Government still has the ‘(inter)blues’

The company that claims to be the legal successor of US company Interblue Group, which was mixed up in the suspect emission sale affair, has announced that it does not wish to withdraw from the contract.

The company, called Interblue Group Europe, is refusing to terminate the contract for the purchase of emission quotas, which is not good news for the Slovak government, because according to the contract the winner of the tender can make decisions about future emission sales also in the years to come, i.e. it can decide who to sell the emissions to and under what conditions.

A wave of public criticism and suspicions of crony practices led former PM Robert Fico to remove the Ministry of Environment from under the control of the SNS at the time. The emission quotas had been sold way under price to a ‘garage’ company that had been set up just a little earlier in the US. The Ministry of Environment was subsequently annexed to the Ministry of Agriculture.

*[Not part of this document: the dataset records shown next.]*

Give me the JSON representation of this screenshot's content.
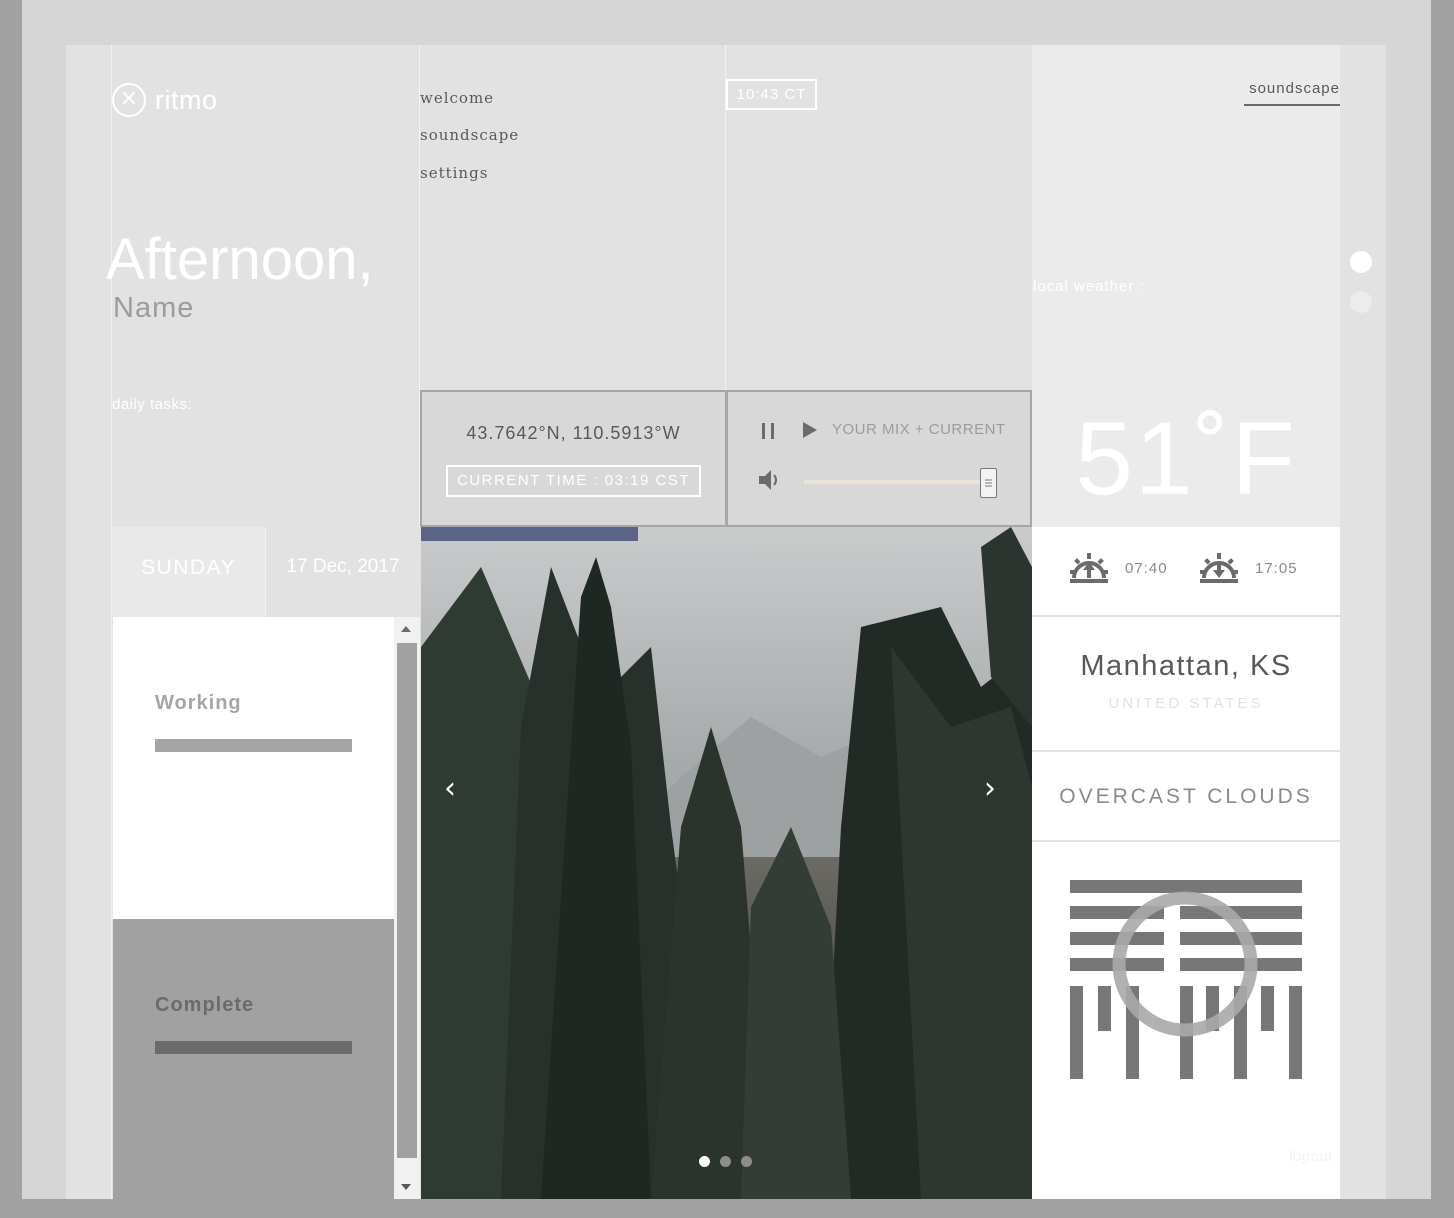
{
  "brand": {
    "name": "ritmo",
    "icon": "close-circle-icon"
  },
  "greeting": {
    "line1": "Afternoon,",
    "name": "Name"
  },
  "tasks_label": "daily tasks:",
  "nav": {
    "items": [
      "welcome",
      "soundscape",
      "settings"
    ]
  },
  "clock": "10:43 CT",
  "header_link": "soundscape",
  "weather": {
    "label": "local weather :",
    "temperature": "51˚F",
    "sunrise": "07:40",
    "sunset": "17:05",
    "sunrise_icon": "sunrise-icon",
    "sunset_icon": "sunset-icon",
    "city": "Manhattan, KS",
    "country": "UNITED STATES",
    "condition": "OVERCAST CLOUDS",
    "condition_icon": "overcast-clouds-icon"
  },
  "location": {
    "coordinates": "43.7642°N, 110.5913°W",
    "current_time": "CURRENT TIME : 03:19 CST"
  },
  "player": {
    "pause_icon": "pause-icon",
    "play_icon": "play-icon",
    "volume_icon": "volume-icon",
    "mix_label": "YOUR MIX + CURRENT",
    "volume_level": 1.0
  },
  "date": {
    "day": "SUNDAY",
    "date": "17 Dec, 2017"
  },
  "task_list": [
    {
      "title": "Working",
      "bar_color": "#a5a5a5"
    },
    {
      "title": "Complete",
      "bar_color": "#6b6b6b"
    }
  ],
  "slider": {
    "slide_count": 3,
    "active_slide": 1,
    "prev_icon": "chevron-left-icon",
    "next_icon": "chevron-right-icon"
  },
  "page_dots": {
    "count": 2,
    "active": 1
  },
  "logout": "logout",
  "colors": {
    "white": "#ffffff",
    "accent_gray": "#595959",
    "panel": "#e2e2e2",
    "frame": "#d6d6d6"
  }
}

State Secretary of the Ministry of Agriculture and Environment, Martin Ruzinsky, stated that “In a letter sent to the ministry, the company expressed its disagreement with terminating the contract that Slovakia concluded with the original Interblue company”. The company Interblue Group Europe has still not fully demonstrated that it is the legal successor of the Interblue Group, and so the Ministry of Agriculture and Environment is still weighing up its response, informed Ruzinsky.

Background:

  • In 2008 Slovakia sold 15 million tonnes of CO2 emissions to Interblue Group at the price of EUR 5.05 per metric ton, which was well under the price that neighbouring countries received for their emissions.
  • Interblue then sold on the quotas to Japanese companies at EUR 8 per tonne, meaning the intermiedary company Interblue Group made millions of euro on the deal
  • The contract included a clause that Interblue Group would reimburse EUR 1 per ton if proceeds from the sale were spent on environmental projects in Slovakia, but to date nothing has been received.
  • The company was then wound up, passing its rights to Swiss-based Interblue Group Europe.
  • For the past year the transaction has been under investigation in Slovakia, Switzerland and the USA.